On 2025-03-24 17:21, Alex Deucher wrote:
> On Mon, Mar 24, 2025 at 5:07 PM Eric Huang <jinhuieric.huang at amd.com> wrote:
>>
>> On 2025-03-24 15:32, Alex Deucher wrote:
>>> On Mon, Mar 24, 2025 at 1:26 PM Eric Huang <jinhuieric.huang at amd.com> wrote:
>>>> kfdtest KFDQMTest.OverSubscribeCpQueues with multiple
>>>> gpu mode fails on gfx v9.4.3+NPS4+CPX which has 64 gpu
>>>> nodes, the queues created are 65x64=4160, but the number
>>>> 1024 0f KFD_MAX_NUM_OF_QUEUES_PER_PROCESS is not enough
>>>> and test fails at function find_available_queue_slot().
>>>> So increasing the nubmer will make the test passed.
>>>>
>>>> Signed-off-by: Eric Huang <jinhuieric.huang at amd.com>
>>>> ---
>>>>    drivers/gpu/drm/amd/amdkfd/kfd_priv.h | 2 +-
>>>>    1 file changed, 1 insertion(+), 1 deletion(-)
>>>>
>>>> diff --git a/drivers/gpu/drm/amd/amdkfd/kfd_priv.h b/drivers/gpu/drm/amd/amdkfd/kfd_priv.h
>>>> index f6aedf69c644..054a78207ffe 100644
>>>> --- a/drivers/gpu/drm/amd/amdkfd/kfd_priv.h
>>>> +++ b/drivers/gpu/drm/amd/amdkfd/kfd_priv.h
>>>> @@ -94,7 +94,7 @@
>>>>           ((typeof(ptr_to_struct)) kzalloc(sizeof(*ptr_to_struct), GFP_KERNEL))
>>>>
>>>>    #define KFD_MAX_NUM_OF_PROCESSES 512
>>>> -#define KFD_MAX_NUM_OF_QUEUES_PER_PROCESS 1024
>>>> +#define KFD_MAX_NUM_OF_QUEUES_PER_PROCESS 4160
>>> Doesn't this limit have more to do with the number of doorbells you
>>> can fit into a 4K page?  If you only allocate 4K for doorbells how can
>>> you increase this?
>> The doorbells size is allocated dynamically as multiple pages based on
>> KFD_MAX_NUM_OF_QUEUES_PER_PROCESS in KFD. Currently with 1024 of this
>> macro 2 pages are allocated, and after changing to 4160, 9 pages will be
>> allocated.

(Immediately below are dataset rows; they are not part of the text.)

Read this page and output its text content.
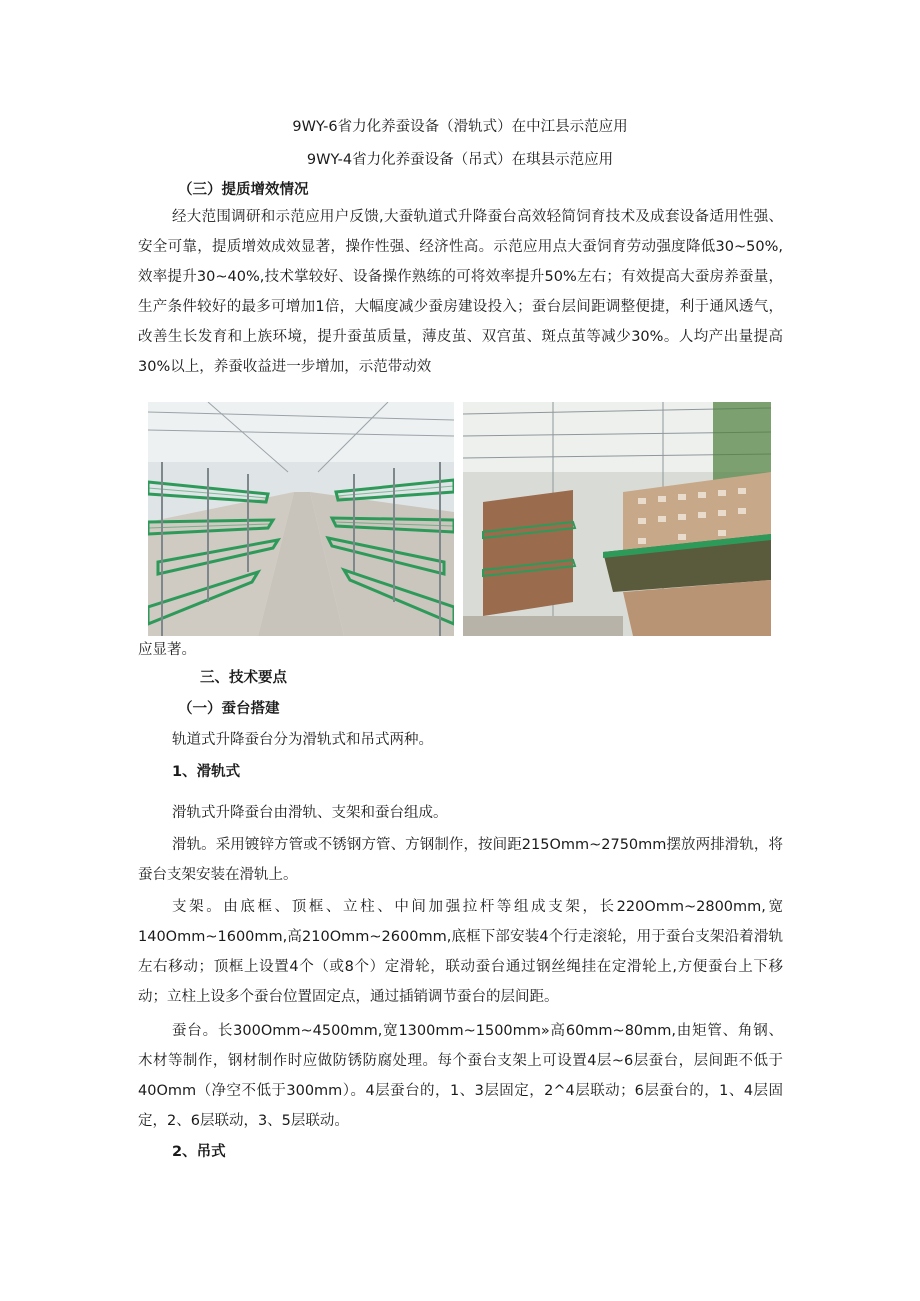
9WY-6省力化养蚕设备（滑轨式）在中江县示范应用
9WY-4省力化养蚕设备（吊式）在琪县示范应用
（三）提质增效情况
经大范围调研和示范应用户反馈,大蚕轨道式升降蚕台高效轻简饲育技术及成套设备适用性强、安全可靠，提质增效成效显著，操作性强、经济性高。示范应用点大蚕饲育劳动强度降低30~50%,效率提升30~40%,技术掌较好、设备操作熟练的可将效率提升50%左右；有效提高大蚕房养蚕量，生产条件较好的最多可增加1倍，大幅度减少蚕房建设投入；蚕台层间距调整便捷，利于通风透气，改善生长发育和上族环境，提升蚕茧质量，薄皮茧、双宫茧、斑点茧等减少30%。人均产出量提高30%以上，养蚕收益进一步增加，示范带动效
应显著。
三、技术要点
（一）蚕台搭建
轨道式升降蚕台分为滑轨式和吊式两种。
1、滑轨式
滑轨式升降蚕台由滑轨、支架和蚕台组成。
滑轨。采用镀锌方管或不锈钢方管、方钢制作，按间距215Omm~2750mm摆放两排滑轨，将蚕台支架安装在滑轨上。
支架。由底框、顶框、立柱、中间加强拉杆等组成支架，长220Omm~2800mm,宽140Omm~1600mm,高210Omm~2600mm,底框下部安装4个行走滚轮，用于蚕台支架沿着滑轨左右移动；顶框上设置4个（或8个）定滑轮，联动蚕台通过钢丝绳挂在定滑轮上,方便蚕台上下移动；立柱上设多个蚕台位置固定点，通过插销调节蚕台的层间距。
蚕台。长300Omm~4500mm,宽1300mm~1500mm»高60mm~80mm,由矩管、角钢、木材等制作，钢材制作时应做防锈防腐处理。每个蚕台支架上可设置4层~6层蚕台，层间距不低于40Omm（净空不低于300mm）。4层蚕台的，1、3层固定，2^4层联动；6层蚕台的，1、4层固定，2、6层联动，3、5层联动。
2、吊式
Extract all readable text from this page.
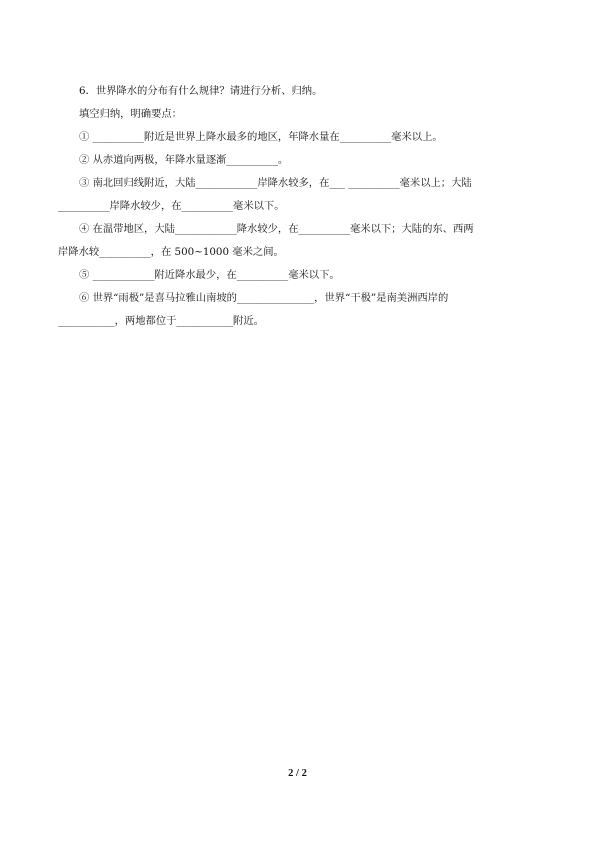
6．世界降水的分布有什么规律？请进行分析、归纳。
填空归纳，明确要点：
① __________附近是世界上降水最多的地区，年降水量在__________毫米以上。
② 从赤道向两极，年降水量逐渐__________。
③ 南北回归线附近，大陆____________岸降水较多，在___ __________毫米以上；大陆
__________岸降水较少，在__________毫米以下。
④ 在温带地区，大陆____________降水较少，在__________毫米以下；大陆的东、西两
岸降水较__________，在 500~1000 毫米之间。
⑤ ____________附近降水最少，在__________毫米以下。
⑥ 世界“雨极”是喜马拉雅山南坡的_______________，世界“干极”是南美洲西岸的
___________，两地都位于___________附近。
2 / 2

Please refer in function kfd_allocate_process_doorbells().
> Thanks for the details.  Since most apps don't use that many, it seems
> like a waste of doorbells.  Should this be limited to certain
> partition modes?

No, it is generic for all GPU nodes/partitions available per process. It 
just creates more capability of queue's max number with more memory 
cost/waste.

Thanks,
Eric

>
> Alex
>
>> Thanks,
>> Eric
>>
>>> Alex
>>>
>>>>    /*
>>>>     * Size of the per-process TBA+TMA buffer: 2 pages
>>>> --
>>>> 2.34.1
>>>>